Especially in the backcountry, being able to communicate verbally to your horse is very important. Being on the side of a steep cliff on a nervous horse and calming him with your voice, or having a pack string of 11 horses and being able to talk to the 9th one in line is pretty cool! It can also be a matter of life or death!
Decide who is Alpha. YOU need to be a leader to your horse. A confident, clear and fair leader is someone that your horse is going to want to follow. Being in a situation or terrain that is unfamiliar or even scary to the horse, the horse needs to look to you for direction instead of going back to his natural instinct to flee.
Respect and Trust
Create an environment for mutual respect and trust. Every situation you encounter will go back to …does your horse respect and trust you.

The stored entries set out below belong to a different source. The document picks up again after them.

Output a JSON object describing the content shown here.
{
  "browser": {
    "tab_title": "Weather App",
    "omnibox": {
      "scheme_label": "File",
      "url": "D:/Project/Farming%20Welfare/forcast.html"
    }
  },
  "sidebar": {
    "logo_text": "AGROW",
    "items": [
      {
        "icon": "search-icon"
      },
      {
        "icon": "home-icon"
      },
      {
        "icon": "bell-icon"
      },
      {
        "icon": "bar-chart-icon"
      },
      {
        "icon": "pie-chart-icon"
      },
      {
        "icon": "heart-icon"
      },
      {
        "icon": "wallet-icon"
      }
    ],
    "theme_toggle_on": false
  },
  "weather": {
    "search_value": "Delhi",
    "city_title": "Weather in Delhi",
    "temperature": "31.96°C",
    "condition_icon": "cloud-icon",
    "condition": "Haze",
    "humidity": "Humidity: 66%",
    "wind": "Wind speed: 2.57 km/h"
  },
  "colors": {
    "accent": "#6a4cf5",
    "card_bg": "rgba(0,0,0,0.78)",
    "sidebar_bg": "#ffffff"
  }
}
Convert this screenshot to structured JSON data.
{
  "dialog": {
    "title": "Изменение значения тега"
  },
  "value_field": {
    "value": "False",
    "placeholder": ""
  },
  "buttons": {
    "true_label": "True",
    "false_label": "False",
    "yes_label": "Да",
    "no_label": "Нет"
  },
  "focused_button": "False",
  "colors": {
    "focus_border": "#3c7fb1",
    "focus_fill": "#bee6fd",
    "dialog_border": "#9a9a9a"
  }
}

Being able to communicated clearly to your horse and showing him/her that you are a responsible leader is the start of a good relationship.

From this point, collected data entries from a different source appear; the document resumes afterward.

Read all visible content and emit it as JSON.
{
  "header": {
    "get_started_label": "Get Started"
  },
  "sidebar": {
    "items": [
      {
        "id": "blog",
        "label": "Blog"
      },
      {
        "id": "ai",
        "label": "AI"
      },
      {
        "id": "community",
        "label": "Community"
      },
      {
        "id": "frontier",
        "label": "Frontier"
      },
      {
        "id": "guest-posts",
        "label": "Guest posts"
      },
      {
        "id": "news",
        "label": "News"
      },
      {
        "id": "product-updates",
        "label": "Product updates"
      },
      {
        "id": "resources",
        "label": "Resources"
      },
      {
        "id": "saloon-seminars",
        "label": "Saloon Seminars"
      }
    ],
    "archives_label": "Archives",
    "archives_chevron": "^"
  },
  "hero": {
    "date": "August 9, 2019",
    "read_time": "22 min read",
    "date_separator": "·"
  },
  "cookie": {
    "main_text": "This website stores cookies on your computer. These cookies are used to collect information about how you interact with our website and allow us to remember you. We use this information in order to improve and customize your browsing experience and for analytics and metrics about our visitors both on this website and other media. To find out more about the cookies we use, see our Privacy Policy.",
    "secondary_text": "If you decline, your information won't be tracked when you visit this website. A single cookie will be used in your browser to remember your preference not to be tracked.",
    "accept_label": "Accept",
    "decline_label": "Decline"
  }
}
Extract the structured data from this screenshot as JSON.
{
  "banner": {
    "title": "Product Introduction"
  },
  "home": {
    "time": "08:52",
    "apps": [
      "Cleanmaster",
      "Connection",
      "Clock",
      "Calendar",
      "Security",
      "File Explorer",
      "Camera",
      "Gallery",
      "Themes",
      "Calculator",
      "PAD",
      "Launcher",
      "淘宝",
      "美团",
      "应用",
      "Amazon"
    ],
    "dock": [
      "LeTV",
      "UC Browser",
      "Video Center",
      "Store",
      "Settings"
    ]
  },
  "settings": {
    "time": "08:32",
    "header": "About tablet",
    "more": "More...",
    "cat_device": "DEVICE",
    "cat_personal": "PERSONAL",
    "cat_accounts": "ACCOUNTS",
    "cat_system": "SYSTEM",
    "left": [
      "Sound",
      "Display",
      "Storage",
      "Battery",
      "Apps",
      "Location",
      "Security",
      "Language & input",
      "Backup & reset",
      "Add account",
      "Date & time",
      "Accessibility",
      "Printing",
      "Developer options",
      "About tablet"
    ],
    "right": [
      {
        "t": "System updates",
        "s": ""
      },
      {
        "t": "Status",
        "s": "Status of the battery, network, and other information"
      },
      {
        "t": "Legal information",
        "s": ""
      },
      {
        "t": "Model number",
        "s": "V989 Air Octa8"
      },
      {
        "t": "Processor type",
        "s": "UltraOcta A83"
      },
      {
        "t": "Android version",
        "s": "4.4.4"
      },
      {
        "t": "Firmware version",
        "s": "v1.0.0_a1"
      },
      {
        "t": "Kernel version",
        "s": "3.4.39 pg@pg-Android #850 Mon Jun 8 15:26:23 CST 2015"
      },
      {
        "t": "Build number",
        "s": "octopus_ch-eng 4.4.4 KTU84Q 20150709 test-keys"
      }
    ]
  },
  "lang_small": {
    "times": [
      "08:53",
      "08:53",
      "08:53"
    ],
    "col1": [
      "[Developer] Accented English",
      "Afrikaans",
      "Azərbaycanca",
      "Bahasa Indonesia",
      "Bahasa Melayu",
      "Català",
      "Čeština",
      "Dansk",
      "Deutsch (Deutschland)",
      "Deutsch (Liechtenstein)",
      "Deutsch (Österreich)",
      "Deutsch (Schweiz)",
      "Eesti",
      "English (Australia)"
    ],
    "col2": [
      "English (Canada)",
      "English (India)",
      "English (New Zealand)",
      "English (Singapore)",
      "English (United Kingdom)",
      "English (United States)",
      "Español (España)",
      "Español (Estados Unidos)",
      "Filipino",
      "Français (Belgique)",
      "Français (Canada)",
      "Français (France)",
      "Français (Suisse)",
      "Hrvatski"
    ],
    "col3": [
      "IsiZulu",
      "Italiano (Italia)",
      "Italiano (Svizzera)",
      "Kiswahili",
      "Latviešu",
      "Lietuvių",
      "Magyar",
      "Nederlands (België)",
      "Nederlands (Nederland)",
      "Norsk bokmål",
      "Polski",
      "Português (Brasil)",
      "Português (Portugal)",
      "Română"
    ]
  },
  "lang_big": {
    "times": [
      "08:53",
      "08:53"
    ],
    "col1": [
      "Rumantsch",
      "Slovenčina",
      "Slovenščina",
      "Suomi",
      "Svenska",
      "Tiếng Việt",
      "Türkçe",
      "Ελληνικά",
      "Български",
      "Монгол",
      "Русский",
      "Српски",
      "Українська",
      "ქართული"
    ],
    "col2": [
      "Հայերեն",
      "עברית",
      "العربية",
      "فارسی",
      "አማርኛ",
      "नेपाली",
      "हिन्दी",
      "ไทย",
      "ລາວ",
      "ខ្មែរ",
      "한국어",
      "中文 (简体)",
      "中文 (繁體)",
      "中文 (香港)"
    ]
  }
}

Learning to work as an individual and as a team. A mountain horse must develop his skills operating on his own as well as be very aware of what’s going on around him. Stimulate!
Introducing your horse to new things and situations and leading them through them safely and calmly will increase your horse’s confidence in himself and you.
A horse gets used to camp life.
In the backcountry we rely on our horses for survival as much as they rely on us. It is truly a unique partnership that is not forged elsewhere. Because of the exposure to so many different elements and experiences a true mountain horse is going to be a good, reliable mount whatever discipline you go into. With the phenomenal foundation that a mountain horse receives, their mind is balanced and they easily adapt to new surroundings, situations and requirements.